Martela, filho da puta! Rangiam dentes. E toda angústia destruidora era nada, sobre o sólido alicerce do concreto. Canta, assobia, sei lá. Martela. Martela, João filho da puta! Ouve o barulho? É isso que te chama! Vai querer sobrenome agora? Vai querer ter tido mãe?
Ninguém parou de martelar. Silêncio constrangedor, apesar da sinfonia estridente da construção. Maestro Ninguém largou a regência. Enxugou atesta. Azedo, salgado. Cego, invisível às gravatas, levantou. Alguns passos de suspense até a mala encardida. Digno, um herói. Marmita fria. Era o bucho, seus restos de entranha. Ninguém lhe dera permissão. Ninguém deu-se permissão. Embora não percebesse, olhavam para ele. Uns admirados, outros descontentes. Alguém entendia. Havia, mesmo sem sobrenome, um Homem, por trás da roupa suja.
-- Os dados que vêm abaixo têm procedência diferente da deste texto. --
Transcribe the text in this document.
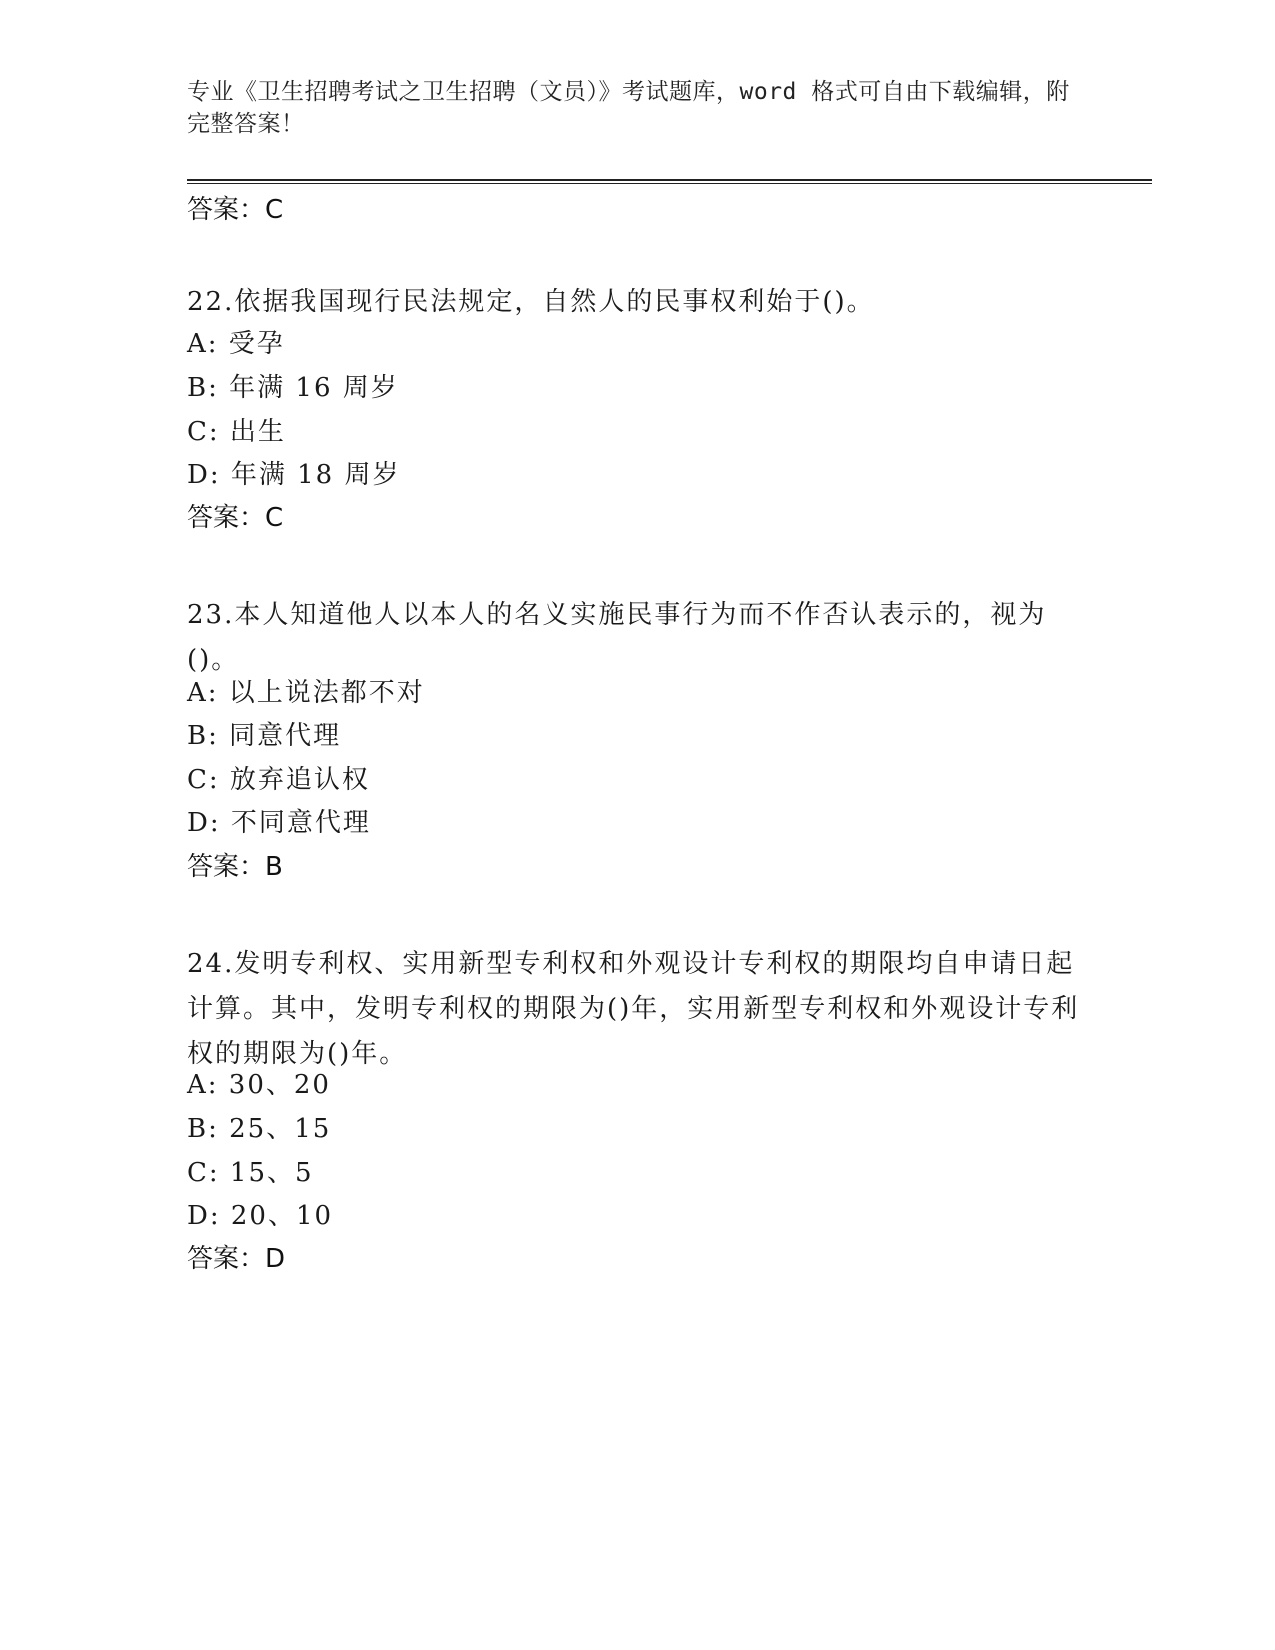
专业《卫生招聘考试之卫生招聘（文员）》考试题库，word 格式可自由下载编辑，附完整答案！
答案：C
22.依据我国现行民法规定，自然人的民事权利始于()。
A: 受孕
B: 年满 16 周岁
C: 出生
D: 年满 18 周岁
答案：C
23.本人知道他人以本人的名义实施民事行为而不作否认表示的，视为()。
A: 以上说法都不对
B: 同意代理
C: 放弃追认权
D: 不同意代理
答案：B
24.发明专利权、实用新型专利权和外观设计专利权的期限均自申请日起计算。其中，发明专利权的期限为()年，实用新型专利权和外观设计专利权的期限为()年。
A: 30、20
B: 25、15
C: 15、5
D: 20、10
答案：D
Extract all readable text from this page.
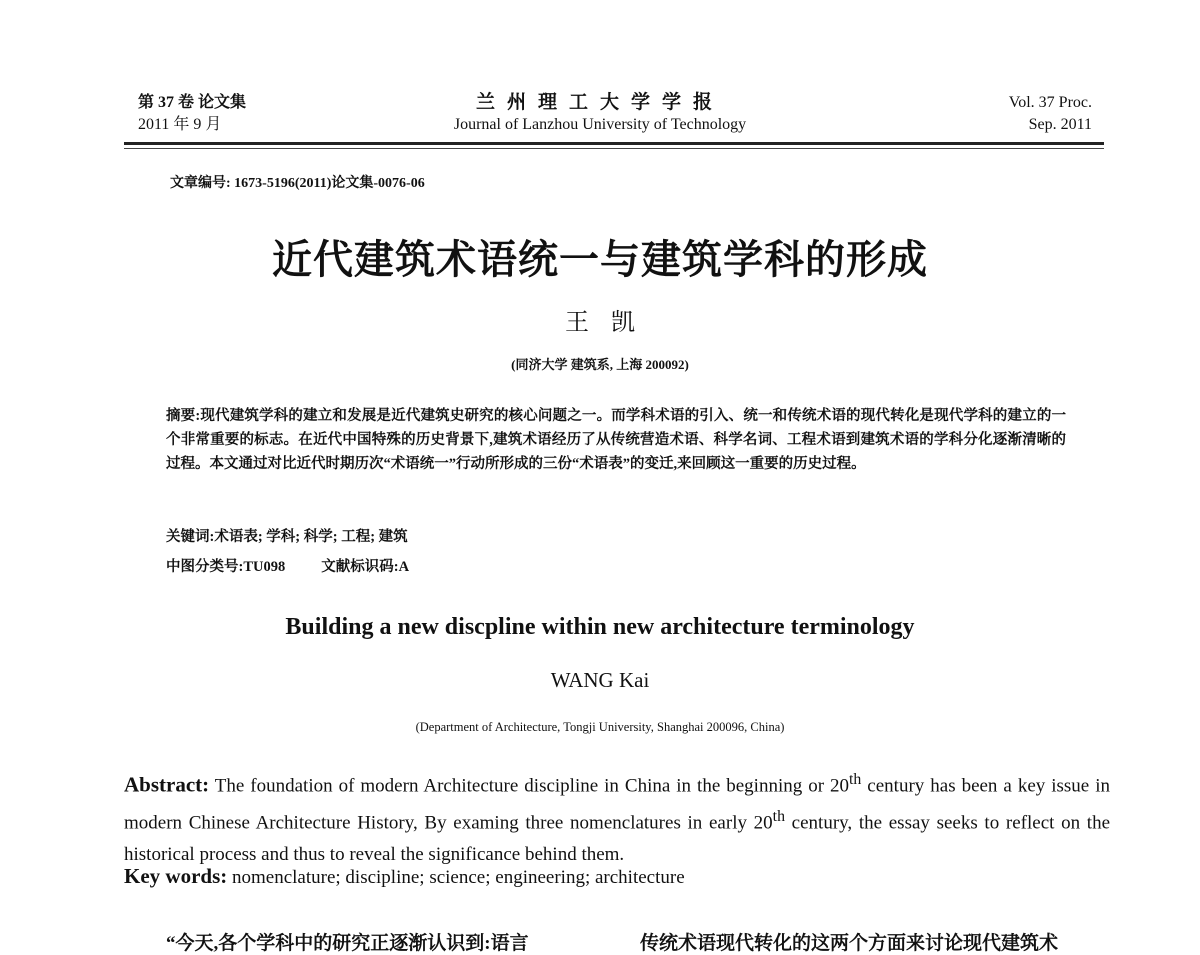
第 37 卷 论文集
2011 年 9 月
兰州理工大学学报
Journal of Lanzhou University of Technology
Vol. 37 Proc.
Sep. 2011
文章编号: 1673-5196(2011)论文集-0076-06
近代建筑术语统一与建筑学科的形成
王凯
(同济大学 建筑系, 上海 200092)
摘要:现代建筑学科的建立和发展是近代建筑史研究的核心问题之一。而学科术语的引入、统一和传统术语的现代转化是现代学科的建立的一个非常重要的标志。在近代中国特殊的历史背景下,建筑术语经历了从传统营造术语、科学名词、工程术语到建筑术语的学科分化逐渐清晰的过程。本文通过对比近代时期历次“术语统一”行动所形成的三份“术语表”的变迁,来回顾这一重要的历史过程。
关键词:术语表; 学科; 科学; 工程; 建筑
中图分类号:TU098 文献标识码:A
Building a new discpline within new architecture terminology
WANG Kai
(Department of Architecture, Tongji University, Shanghai 200096, China)
Abstract: The foundation of modern Architecture discipline in China in the beginning or 20th century has been a key issue in modern Chinese Architecture History, By examing three nomenclatures in early 20th century, the essay seeks to reflect on the historical process and thus to reveal the significance behind them.
Key words: nomenclature; discipline; science; engineering; architecture
“今天,各个学科中的研究正逐渐认识到:语言	传统术语现代转化的这两个方面来讨论现代建筑术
E foi com a maior dignidade que empunhou sua arma: o garfo pontudo, afiado. Afinado, desconcertando sinfonia de martelo e carne máquina. Estripador de gravatas. Feroz, encheu o talher com comida fria. Era o próprio bucho que sangrava cada humilhação. João Assassino. Saboreava sua ira, Feijão e sobras anteriores, farinha e bucho barato com arroz. Mastigou a fome com o cal. Comeu bem ali, como se tivesse direitos, mastigando dentes e estômagos, quase alheio a autoridades e indignação.
Concreto, matou um tanto do orgulho das gravatas. Suas veias não eram cimentadas, não. Ninguém era gente. Tinha mãe e sobrenome. Devia ter? Naquele instante tinha: João Ninguém Nunca. E nunca foi tão corajoso? Mesmo Nunca tendo sido Ninguém?